Soar

I grow weary.

I get up at 7:50 after a long night of doing nothing and calling it studying.  My alarm goes off and it's just too stinkin' early because for goodness sake not even the sun is up.  I go to brush my teeth and that crusty dried up toothpaste is all around the top even though I washed it off yesterday.  The clothes I wanted to wear are in the laundry I still haven't done so I have to find something different and by the time I get it all together it's too late to make breakfast.

Somebody took my seat in class and I have to sit somewhere different with people I don't know as well.  Don't they know that's my seat?!

During lunch the dining hall is serving something that tastes vaguely the same as yesterday and the day before.   I wonder if these people have never heard of spices.

I forgot to do my homework for my next class until I show up and everyone is talking about it.  Of course I'll lose points for it even though it was just pointless busy work.  Then the teacher lectures the whole period and it takes all my physical strength to stay awake because I had to wake up at 7:50, of course.  Who even thought having classes that early would be a good idea in the first place?

I spend the next few hours doing homework that is either too easy to be worth my time or too hard to be reasonable.  Then dinner, which tastes like lunch, but I overeat anyway.  Then between Facebook and the entire rest of the Internet domain as well as the ridiculous amount of cool people that seem to show up when homework needs to be done, it's past 12 before I crawl wearily into bed.  After cleaning of the toothpaste tube.  Again.

Of days like this and all the millions of other annoying and pointless things I face daily, I grow weary.  I grow weary because they wear me down.  I grow weary because they seem so meaningless.  I grow weary because tomorrow will be the same.

Then, laying in bed, I blink my eyes open and roll over.  I've forgotten something.  Moaning, I reach for my Bible, flipping it open to a random page.  One more thing to check off the list, I begin to read the final verses of Isaiah 40.

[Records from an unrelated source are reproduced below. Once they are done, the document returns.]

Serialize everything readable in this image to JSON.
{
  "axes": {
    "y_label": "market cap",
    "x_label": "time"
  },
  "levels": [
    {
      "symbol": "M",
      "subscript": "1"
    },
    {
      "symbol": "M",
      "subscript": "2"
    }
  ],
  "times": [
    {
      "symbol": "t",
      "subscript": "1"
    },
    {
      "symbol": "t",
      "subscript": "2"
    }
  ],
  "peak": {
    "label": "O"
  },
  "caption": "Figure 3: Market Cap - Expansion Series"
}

"The Lord is the everlasting God, the Creator of the ends of the earth...  He gives strength to the weary and increases the power of the weak.  Even youths grow tired and weary, and young men stumble and fall; but those who hope in the Lord will renew their strength.  They will soar on wings like eagles; the will run and not grow weary, they will walk and not faint."

Hope jolts me awake.  With just a few words, my strength has been renewed.  Tomorrow will not be the same.   Tomorrow will be new.  It holds its own promises, its own potential, and its own opportunity.  Tomorrow is a ready mission field, a surprise waiting to be discovered, an unopened love letter.  I have no idea what tomorrow will hold, but I do know one thing: God will be there.  And that, if nothing else, will give me a reason to soar.